Finance minister Mike de Jong presenting the 2015 budget

B.C. posts an unexpectedly large surplus and other highlights from budget 2015

The numbers
B.C. is in the black for the third year in a row. Expect a whopping $879-million surplus for the 2014-2015 fiscal year and moderately smaller $284-million surplus for the year after. Both numbers surpass budget projections from earlier this year, when the government expected a $444-million surplus.

Total spending for this fiscal year is expected to clock in at $45.8 billion, with revenues at $46.3 billion ($1 billion higher than the government’s November estimates).  

B.C. isn’t expected to make much headway on its debt, which is expected to grow to $70 billion by 2017-2018. Despite three more years of (expected) surplus, the province’s debt, which stood at $45 billion in 2011 when Premier Christy Clark assumed office, is expected to grow by $4.5 billion. That’s a result of increased capital spending on bridges, hospitals on big projects. The Vancouver Board of Trade, however, awarded the budget an A+ for debt management (i.e. reducing the province’s debt-to-GDP ratio).

Tax credits for industry
Vancouver’s video-game makers can breath a little easier: the budget extends a 17.5 per cent tax credit on salaries until 2018

The budget also extended a contentious $10 million tax credit for the mining sector, which it introduced in the hopes of stimulating exploration.
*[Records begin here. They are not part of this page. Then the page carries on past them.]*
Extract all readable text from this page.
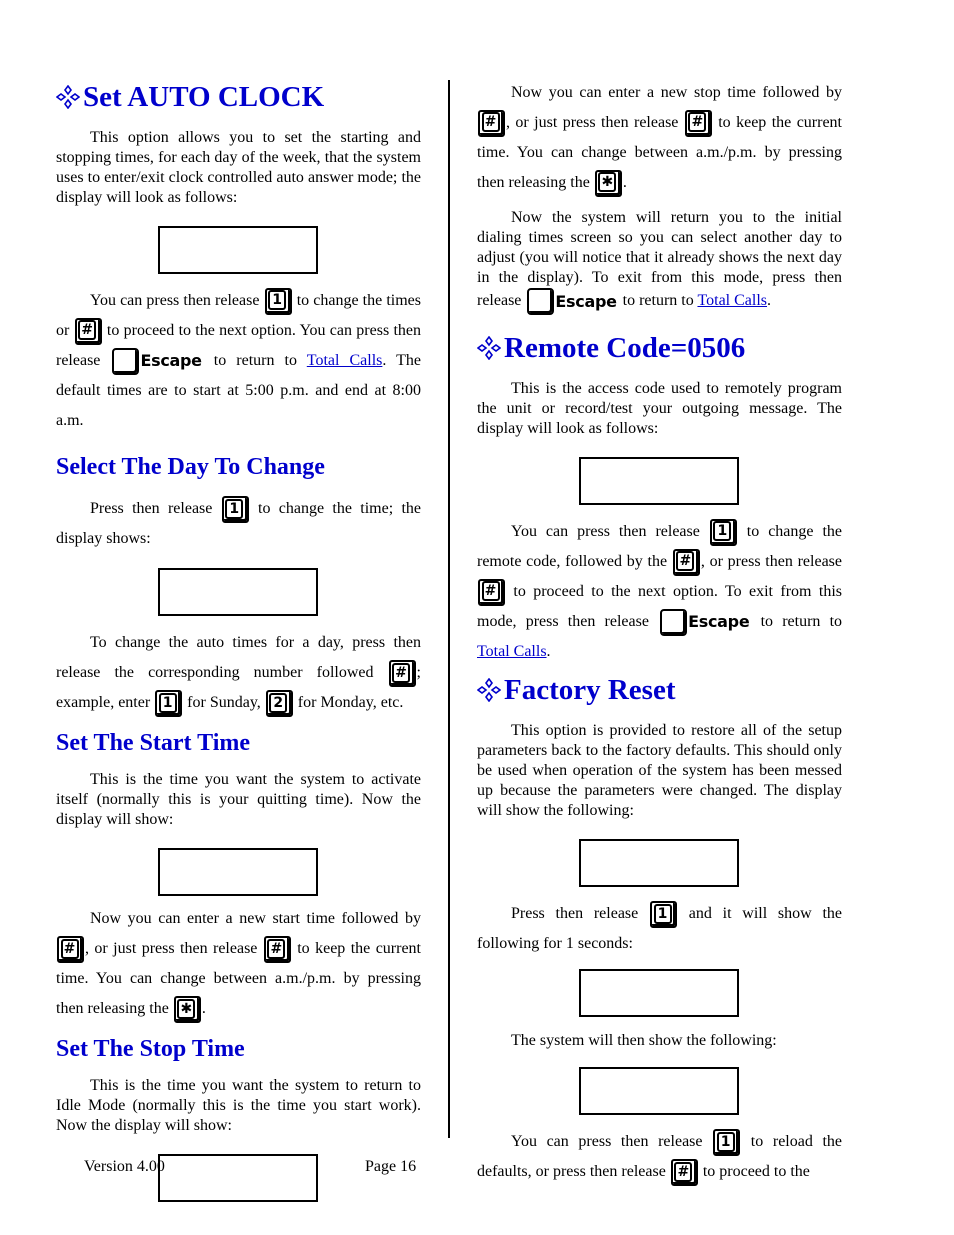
Set AUTO CLOCK

This option allows you to set the starting and stopping times, for each day of the week, that the system uses to enter/exit clock controlled auto answer mode; the display will look as follows:

You can press then release 1 to change the times or # to proceed to the next option. You can press then release	Escape to return to Total Calls. The default times are to start at 5:00 p.m. and end at 8:00 a.m.

Select The Day To Change

Press then release 1 to change the time; the display shows:

To change the auto times for a day, press then release the corresponding number followed # ; example, enter 1 for Sunday, 2 for Monday, etc.

Set The Start Time

This is the time you want the system to activate itself (normally this is your quitting time). Now the display will show:

Now you can enter a new start time followed by
# , or just press then release # to keep the current time. You can change between a.m./p.m. by pressing then releasing the ✱ .

Set The Stop Time

This is the time you want the system to return to Idle Mode (normally this is the time you start work). Now the display will show:

Now you can enter a new stop time followed by
# , or just press then release # to keep the current time. You can change between a.m./p.m. by pressing then releasing the ✱ .

Now the system will return you to the initial dialing times screen so you can select another day to adjust (you will notice that it already shows the next day in the display). To exit from this mode, press then release Escape to return to Total Calls.

Remote Code=0506

This is the access code used to remotely program the unit or record/test your outgoing message. The display will look as follows:

You can press then release 1 to change the remote code, followed by the # , or press then release
# to proceed to the next option. To exit from this mode, press then release Escape to return to Total Calls.

Factory Reset

This option is provided to restore all of the setup parameters back to the factory defaults. This should only be used when operation of the system has been messed up because the parameters were changed. The display will show the following:

Press then release 1 and it will show the following for 1 seconds:

The system will then show the following:

You can press then release 1 to reload the defaults, or press then release # to proceed to the

Version 4.00	Page 16
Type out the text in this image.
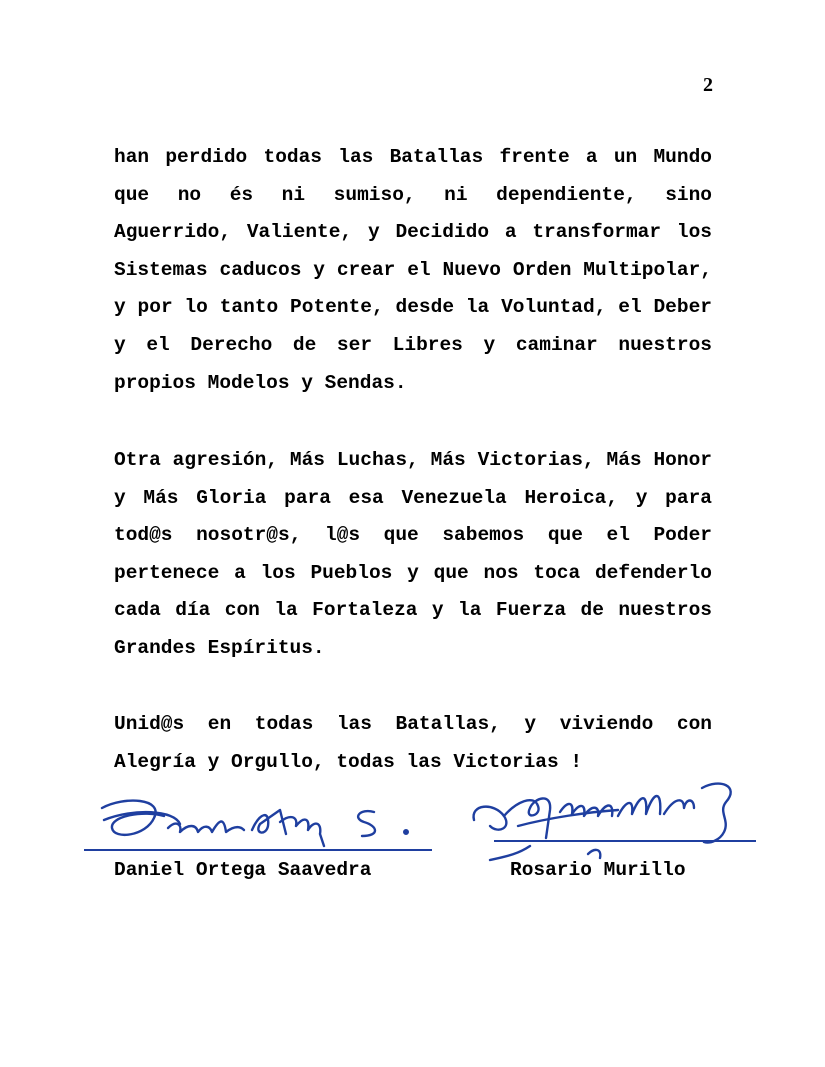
2

han perdido todas las Batallas frente a un Mundo que no és ni sumiso, ni dependiente, sino Aguerrido, Valiente, y Decidido a transformar los Sistemas caducos y crear el Nuevo Orden Multipolar, y por lo tanto Potente, desde la Voluntad, el Deber y el Derecho de ser Libres y caminar nuestros propios Modelos y Sendas.

Otra agresión, Más Luchas, Más Victorias, Más Honor y Más Gloria para esa Venezuela Heroica, y para tod@s nosotr@s, l@s que sabemos que el Poder pertenece a los Pueblos y que nos toca defenderlo cada día con la Fortaleza y la Fuerza de nuestros Grandes Espíritus.

Unid@s en todas las Batallas, y viviendo con Alegría y Orgullo, todas las Victorias !

Daniel Ortega Saavedra	Rosario Murillo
But that $10 million credit, says Lindsey Tedd, an associate professor at University of Victoria specializing in tax policy, is no more than a “tax advantage for high income individuals with no discernible economic benefit.” 

While B.C. has been largely buffered from falling oil prices that have gutted government revenues in Alberta and Saskatchewan—and to a lesser degree, Ottawa—B.C. won’t emerge from the oil rut unscathed. Natural gas royalties are expected to drop by 36.5 per cent in 2015-16, and revenues from a future LNG industry are conspicuously absent.